Cosmic Causeway is the sequel to the video game Trailblazer written by Shaun Southern. While the original game featured a split-screen two player mode, the sequel is single-player only. The display is a full screen 3D view of the "road" ahead. Another major change is the addition of tunnels, with the player able to roll along upside down if the necessary icon has been selected.

==Gameplay==
The player controls a ball that is being affected by the coloured squares on the road:

- Black squares are holes, and the ball will fall through them, wasting valuable time.
- Red squares slow the ball down.
- Green squares speed the ball up slightly and make it jump.
- Blue squares make the ball jump higher.
- Purple squares stop the ball and send it backwards.
- Cyan/turquoise squares reverse the controls, making things more difficult.

On each level there is a glowing ball to collect for credits. At the start of the level these could be spent to add an extra feature to the ball, shown by the icons at the bottom of the screen:

- x3 – x3 score multiplier (2 credits).
- Ceiling – let the ball jump to the "ceiling" of the level and roll along it (3 credits).
- Stop cyan – prevents controls being reversed (4 credits).
- Stop purple – stop purple squares halting the ball (4 credits).
- Superspeed – accelerates the ball to a higher speed (5 credits).
- Shield – kills enemies on contact (6 credits).
- Float – stops the ball falling through holes (7 credits).
- Time slow – slows down the timer (7 credits).

On many levels there are enemies to be shot, by holding the joystick forward. At the end of certain levels are large enemy dragons, inspired by the game Space Harrier, which must be destroyed before the time runs out. Other hazards include large yellow walls with doors that open and close.

A timer ticks down constantly, and only stops when the player reaches the grey tiles that mark the end of a level. Remaining time is carried over to the next level, and a bonus score awarded based on the number of seconds left. The timer is reset after each dragon level.

There are 24 levels in total.
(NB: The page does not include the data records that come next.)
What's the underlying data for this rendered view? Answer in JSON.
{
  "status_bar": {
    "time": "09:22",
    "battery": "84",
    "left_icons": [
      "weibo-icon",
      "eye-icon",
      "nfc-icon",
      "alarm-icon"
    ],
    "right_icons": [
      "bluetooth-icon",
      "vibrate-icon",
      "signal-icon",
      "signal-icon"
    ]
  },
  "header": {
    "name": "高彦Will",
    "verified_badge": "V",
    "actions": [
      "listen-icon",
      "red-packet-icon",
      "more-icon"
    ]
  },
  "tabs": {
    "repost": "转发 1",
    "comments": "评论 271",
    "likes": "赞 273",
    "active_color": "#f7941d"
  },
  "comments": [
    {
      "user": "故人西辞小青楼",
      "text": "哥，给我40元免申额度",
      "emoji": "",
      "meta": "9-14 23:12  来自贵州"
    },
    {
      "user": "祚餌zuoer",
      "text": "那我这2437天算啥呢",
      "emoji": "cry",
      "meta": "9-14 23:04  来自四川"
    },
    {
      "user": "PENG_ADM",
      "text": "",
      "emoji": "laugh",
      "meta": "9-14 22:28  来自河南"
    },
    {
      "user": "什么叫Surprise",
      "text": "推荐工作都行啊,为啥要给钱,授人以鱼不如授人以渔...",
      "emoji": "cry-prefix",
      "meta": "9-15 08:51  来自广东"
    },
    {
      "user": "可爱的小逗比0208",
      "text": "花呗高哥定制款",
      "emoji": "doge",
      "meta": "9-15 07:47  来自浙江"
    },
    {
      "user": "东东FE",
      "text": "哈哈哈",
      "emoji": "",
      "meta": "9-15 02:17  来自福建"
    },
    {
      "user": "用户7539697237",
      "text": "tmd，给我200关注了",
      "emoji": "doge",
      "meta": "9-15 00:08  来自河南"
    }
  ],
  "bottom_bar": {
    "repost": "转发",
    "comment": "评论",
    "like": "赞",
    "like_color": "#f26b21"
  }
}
At the end of the game a rating is awarded, from Hilarious to Superblazer for completing the game.

==Reception==
In 1990, Dragon gave the game 3 out of 5 stars, stating that "it has 24 'roads' to travel; quite interesting".

Zzap!64 were impressed by the game describing it as "a technically superb game that's both visually impressive and fun to play". It received an overall rating of 93%.